Several variables shape what shows up in Form 5500 data and what it means in context. The first is the disclosure threshold: every plan with 100 or more participants files audited financials (Schedule H); plans with fewer than 100 participants file a simplified schedule (Schedule I) and are exempt from independent audit. That gap is consequential, the headline asset totals you see for small plans rely on plan-sponsor attestation rather than auditor confirmation, and the line items reported are coarser. The second variable is plan-type coding. A defined-contribution plan (401(k), 403(b), profit-sharing) reports very differently from a defined-benefit pension (which must additionally file Schedule SB with actuarial assumptions, funded ratio, and discount rate) and an employee stock ownership plan (Schedule E in pre-2009 filings, now folded into the main return). When you read a plan's filing, the schedules attached tell you what kind of plan you are looking at as much as the named plan type does.
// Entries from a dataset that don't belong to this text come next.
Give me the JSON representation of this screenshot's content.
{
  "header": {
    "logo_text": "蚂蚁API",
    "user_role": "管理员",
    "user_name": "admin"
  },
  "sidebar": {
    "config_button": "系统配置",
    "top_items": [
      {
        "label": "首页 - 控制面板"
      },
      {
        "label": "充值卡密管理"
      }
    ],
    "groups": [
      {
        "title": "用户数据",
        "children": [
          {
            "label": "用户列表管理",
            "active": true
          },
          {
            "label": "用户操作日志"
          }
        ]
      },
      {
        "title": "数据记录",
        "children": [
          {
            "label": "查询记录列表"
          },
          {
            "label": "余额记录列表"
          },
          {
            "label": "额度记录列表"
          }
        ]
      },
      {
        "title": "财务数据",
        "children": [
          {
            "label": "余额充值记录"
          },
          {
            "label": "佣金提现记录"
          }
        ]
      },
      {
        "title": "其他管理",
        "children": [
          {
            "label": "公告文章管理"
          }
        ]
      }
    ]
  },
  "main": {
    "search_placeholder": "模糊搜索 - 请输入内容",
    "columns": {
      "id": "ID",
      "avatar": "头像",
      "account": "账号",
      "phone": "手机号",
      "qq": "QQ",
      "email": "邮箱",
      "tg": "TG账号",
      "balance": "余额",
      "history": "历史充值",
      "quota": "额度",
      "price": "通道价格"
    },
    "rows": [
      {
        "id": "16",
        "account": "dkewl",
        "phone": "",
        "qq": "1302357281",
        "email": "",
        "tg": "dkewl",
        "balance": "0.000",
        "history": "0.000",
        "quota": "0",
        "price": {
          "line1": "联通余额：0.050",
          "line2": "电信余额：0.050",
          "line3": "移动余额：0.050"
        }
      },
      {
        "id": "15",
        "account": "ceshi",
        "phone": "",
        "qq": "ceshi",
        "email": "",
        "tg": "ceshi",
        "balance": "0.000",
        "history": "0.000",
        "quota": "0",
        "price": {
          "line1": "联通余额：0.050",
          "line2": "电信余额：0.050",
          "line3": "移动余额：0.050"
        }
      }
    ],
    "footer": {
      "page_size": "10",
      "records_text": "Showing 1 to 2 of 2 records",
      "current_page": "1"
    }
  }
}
The third variable is filing status. Plans can file as initial, amended, final (plan termination), or short-year. Amended filings are routine when audit reports arrive after the original due date; final filings mean the plan is winding down, often after a corporate merger or acquisition. When a sponsor's filing history shows a 2018 final filing followed by a 2019 initial filing under a different EIN, that is usually a successor plan, not a new plan, PlainRetire's plan detail pages link related filings where the connection is unambiguous. Finally, the EFAST2 system has experienced periodic data revisions where DOL re-codes plan types or applies retroactive corrections. PlainRetire reflects revisions at the next refresh cycle and notes the source vintage on every page.